My first class the next morning was at 8 am with Aaron King, a local who runs the studio King Yoga Aspen. It was held under an outdoor tent, with the dew still fresh on the grass. At this early in the morning, the vendor tents were still closed, and the Snowmass Village was quiet. I was happy that I got up early, because it was a great way to start the day. If Car Talk was run by yogis, they would sound like Aaron – he had a relaxed, straightforward style, and played jam band music for the whole class. The tent had a view of a small mountain face (which I would hike up later), with a meadow of yellow flowers and clouds scudding past in the sky. I left feeling refreshed and ready for the day.
Elena Brower, of course, filled her class in the huge hotel conference room.
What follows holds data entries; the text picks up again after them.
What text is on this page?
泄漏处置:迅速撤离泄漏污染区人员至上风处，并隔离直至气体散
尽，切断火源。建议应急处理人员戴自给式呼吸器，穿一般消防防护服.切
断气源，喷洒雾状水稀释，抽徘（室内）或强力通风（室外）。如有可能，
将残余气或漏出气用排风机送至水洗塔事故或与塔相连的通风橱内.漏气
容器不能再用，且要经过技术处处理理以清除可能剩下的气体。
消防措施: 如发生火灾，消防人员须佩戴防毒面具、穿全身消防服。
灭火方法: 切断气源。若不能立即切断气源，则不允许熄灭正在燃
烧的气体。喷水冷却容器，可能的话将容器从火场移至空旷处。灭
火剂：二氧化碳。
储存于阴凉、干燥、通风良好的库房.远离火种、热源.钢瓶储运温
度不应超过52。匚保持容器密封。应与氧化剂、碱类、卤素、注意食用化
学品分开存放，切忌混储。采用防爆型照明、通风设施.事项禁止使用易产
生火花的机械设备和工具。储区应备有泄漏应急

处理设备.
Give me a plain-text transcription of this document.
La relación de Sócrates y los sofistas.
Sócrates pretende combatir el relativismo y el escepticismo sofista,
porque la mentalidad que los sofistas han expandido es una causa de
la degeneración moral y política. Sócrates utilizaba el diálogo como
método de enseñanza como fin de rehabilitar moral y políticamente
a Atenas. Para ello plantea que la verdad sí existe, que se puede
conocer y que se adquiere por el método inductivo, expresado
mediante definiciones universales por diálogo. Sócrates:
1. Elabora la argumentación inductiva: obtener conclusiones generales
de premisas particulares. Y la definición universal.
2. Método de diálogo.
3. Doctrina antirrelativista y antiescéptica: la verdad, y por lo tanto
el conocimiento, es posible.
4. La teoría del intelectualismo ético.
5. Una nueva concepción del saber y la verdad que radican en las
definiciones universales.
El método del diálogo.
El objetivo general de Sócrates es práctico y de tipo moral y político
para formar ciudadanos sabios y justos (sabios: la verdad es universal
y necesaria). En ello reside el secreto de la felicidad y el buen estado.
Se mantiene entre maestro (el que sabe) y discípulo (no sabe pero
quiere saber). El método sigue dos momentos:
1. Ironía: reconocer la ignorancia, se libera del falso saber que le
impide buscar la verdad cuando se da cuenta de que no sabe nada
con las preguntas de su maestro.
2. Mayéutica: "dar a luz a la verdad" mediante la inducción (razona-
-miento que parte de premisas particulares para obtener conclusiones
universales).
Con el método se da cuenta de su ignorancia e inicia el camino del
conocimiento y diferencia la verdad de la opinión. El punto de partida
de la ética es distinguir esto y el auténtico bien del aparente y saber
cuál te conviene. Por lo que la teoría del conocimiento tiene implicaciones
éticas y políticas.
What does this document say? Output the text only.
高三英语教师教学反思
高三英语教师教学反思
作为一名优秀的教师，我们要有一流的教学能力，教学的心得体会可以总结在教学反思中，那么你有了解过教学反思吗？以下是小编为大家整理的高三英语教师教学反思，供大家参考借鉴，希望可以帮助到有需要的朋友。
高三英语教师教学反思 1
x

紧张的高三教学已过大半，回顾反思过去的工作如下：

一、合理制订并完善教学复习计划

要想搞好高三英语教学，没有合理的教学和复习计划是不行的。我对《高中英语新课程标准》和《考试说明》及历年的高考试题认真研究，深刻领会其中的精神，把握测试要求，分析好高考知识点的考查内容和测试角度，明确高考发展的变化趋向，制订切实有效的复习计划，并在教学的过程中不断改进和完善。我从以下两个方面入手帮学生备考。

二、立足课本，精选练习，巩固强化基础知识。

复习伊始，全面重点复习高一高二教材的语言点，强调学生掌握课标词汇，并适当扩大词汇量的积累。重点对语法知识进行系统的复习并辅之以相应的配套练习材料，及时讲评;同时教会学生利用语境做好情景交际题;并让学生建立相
It was a great class, challenging and novel, and the music by DJ Drez was a great accompaniment. Brower had us stretch fully out on our mats when we were on our backs at the beginning and end of class, and encouraged us to keep contact with the people we would inevitably touch with our hands. I felt bad for the girl who stretched back and grabbed my dusty, sweaty feet, but when I apologized during a later hugging session, she just laughed, and did it again and the end, playfully caressing my foot. Burning Man it was not, but traces of that ethos were there.
Eoin Finn’s yoga class, also in the conference room, was fun – he likes to make funny quips. But some poses were too complicated for those of us in the back to see, even though he really did try to demonstrate them. He spoke at length about taking better care of this earth at the end, as we gathered close around him at his invitation. I wondered how many people at the festival would take that to heart, if they made the connection between how their yoga clothes are made and “the earth.”